Despite the bleak forecast, ocean conservationist Fabien Cousteau says that the story doesn’t have to end sadly. Cousteau suggests that if we give nature time to heal, new life can emerge. “Although the world of the oceans has changed quite drastically over the last few decades, it can change for the better over the next few decades,” says Cousteau.
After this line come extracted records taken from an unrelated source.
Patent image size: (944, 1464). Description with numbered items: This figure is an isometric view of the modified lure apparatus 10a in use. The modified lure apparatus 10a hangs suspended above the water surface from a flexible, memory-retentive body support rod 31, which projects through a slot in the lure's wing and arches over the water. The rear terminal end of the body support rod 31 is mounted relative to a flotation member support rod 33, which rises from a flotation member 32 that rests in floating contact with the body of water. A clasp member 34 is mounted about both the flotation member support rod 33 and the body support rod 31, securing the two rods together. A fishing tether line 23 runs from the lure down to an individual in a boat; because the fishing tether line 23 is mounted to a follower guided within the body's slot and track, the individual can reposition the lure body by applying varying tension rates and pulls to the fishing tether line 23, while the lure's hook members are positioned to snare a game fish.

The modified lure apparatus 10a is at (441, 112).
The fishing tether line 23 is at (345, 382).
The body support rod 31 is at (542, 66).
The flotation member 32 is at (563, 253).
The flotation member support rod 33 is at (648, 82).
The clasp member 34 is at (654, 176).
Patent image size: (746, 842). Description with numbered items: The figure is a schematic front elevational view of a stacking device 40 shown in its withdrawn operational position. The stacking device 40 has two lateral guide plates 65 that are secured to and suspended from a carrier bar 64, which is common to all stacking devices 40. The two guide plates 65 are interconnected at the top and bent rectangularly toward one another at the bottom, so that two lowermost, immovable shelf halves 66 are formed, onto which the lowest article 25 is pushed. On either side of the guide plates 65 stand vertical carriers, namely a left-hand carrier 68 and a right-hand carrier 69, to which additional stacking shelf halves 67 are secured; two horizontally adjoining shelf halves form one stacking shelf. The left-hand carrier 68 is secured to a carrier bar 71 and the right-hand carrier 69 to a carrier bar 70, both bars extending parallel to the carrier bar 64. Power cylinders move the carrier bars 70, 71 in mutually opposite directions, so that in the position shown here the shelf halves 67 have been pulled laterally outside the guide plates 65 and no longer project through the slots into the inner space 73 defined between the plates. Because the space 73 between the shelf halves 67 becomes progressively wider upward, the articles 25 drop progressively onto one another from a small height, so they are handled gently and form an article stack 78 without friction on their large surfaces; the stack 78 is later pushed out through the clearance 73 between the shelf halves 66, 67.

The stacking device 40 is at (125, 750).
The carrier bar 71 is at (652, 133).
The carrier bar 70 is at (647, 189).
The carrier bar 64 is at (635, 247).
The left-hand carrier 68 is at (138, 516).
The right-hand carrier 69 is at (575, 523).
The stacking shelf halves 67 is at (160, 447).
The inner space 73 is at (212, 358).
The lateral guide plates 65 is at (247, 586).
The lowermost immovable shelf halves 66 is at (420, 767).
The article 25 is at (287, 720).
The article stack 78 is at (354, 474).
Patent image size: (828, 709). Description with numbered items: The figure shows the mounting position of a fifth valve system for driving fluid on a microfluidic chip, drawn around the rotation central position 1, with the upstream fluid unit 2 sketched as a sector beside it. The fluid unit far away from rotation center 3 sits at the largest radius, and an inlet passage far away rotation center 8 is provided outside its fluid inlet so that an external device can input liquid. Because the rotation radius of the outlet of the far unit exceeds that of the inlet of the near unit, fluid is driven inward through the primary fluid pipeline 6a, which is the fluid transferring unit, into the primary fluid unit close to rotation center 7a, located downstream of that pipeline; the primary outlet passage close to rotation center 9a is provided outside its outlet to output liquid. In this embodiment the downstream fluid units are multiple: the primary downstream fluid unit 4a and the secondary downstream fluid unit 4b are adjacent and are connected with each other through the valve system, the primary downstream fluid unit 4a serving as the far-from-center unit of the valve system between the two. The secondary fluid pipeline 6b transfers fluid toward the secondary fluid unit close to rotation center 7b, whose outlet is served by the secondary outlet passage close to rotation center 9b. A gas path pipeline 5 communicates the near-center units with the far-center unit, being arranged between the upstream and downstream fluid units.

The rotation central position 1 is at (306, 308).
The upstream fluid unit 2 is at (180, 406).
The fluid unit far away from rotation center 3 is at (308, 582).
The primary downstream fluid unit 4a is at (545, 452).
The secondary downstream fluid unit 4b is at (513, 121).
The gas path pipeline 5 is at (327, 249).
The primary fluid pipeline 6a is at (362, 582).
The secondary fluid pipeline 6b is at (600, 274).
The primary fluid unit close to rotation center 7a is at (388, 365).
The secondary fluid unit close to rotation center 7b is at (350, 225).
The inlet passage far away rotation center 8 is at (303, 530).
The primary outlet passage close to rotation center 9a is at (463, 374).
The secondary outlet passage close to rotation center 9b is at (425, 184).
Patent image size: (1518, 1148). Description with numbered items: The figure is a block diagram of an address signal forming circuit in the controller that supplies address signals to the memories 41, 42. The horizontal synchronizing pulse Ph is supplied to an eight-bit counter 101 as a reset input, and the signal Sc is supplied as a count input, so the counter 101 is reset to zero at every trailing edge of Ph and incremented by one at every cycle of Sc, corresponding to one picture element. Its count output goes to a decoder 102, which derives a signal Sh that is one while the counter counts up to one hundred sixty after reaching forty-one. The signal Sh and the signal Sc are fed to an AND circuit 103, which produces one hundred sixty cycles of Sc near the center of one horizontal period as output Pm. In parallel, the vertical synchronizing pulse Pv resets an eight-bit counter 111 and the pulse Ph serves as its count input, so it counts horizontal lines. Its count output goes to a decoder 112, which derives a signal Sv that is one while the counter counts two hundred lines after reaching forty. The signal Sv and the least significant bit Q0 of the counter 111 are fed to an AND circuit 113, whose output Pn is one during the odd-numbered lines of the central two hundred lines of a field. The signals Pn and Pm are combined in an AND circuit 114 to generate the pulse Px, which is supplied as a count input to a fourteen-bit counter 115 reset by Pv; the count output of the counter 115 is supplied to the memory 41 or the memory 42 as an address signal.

But he maintains that “the single greatest threat to our planet’s seas is humankind.” (BBC Future Now conference New York, 2017).

Tons of human garbage is thrown into the oceans killing hundreds of thousands of sea birds, mammals and sea life each year.

To help support solutions Cousteau has initiated Proteus, an international “space station” of the oceans, a globally collaborative observatory to generate data and solutions to build innovative technologies to rescue our oceans.

According to the World Resources Institute, what is also needed is a more sustainable approach to meat farming, especially beef farming, starting with animal welfare, reduce land usage, reduce massive land clearing for pastures, improve feeding practices using plant pastures, highly reduce greenhouse gas emissions and “cow-burp” methane emissions and manage manure more efficiently e.g., redirect manure to fertilize crops.  These require government policies, political will and voter demands to out-voice lobby groups. 

Our own individual part toward better ecology is to shift away from high beef diets, educate ourselves and young people about sustainable meat farming and food habits, eat wisely, shop less, cook less and avoid food waste, conserve land and water, use energy efficient light bulbs, plant trees and do not send chemicals into our waterways, instead choose non-toxic products in our homes.           

Dr Vicki Bismilla is a retired Superintendent of Schools and retired college Vice-President, Academic, and Chief Learning Officer. She has authored two books.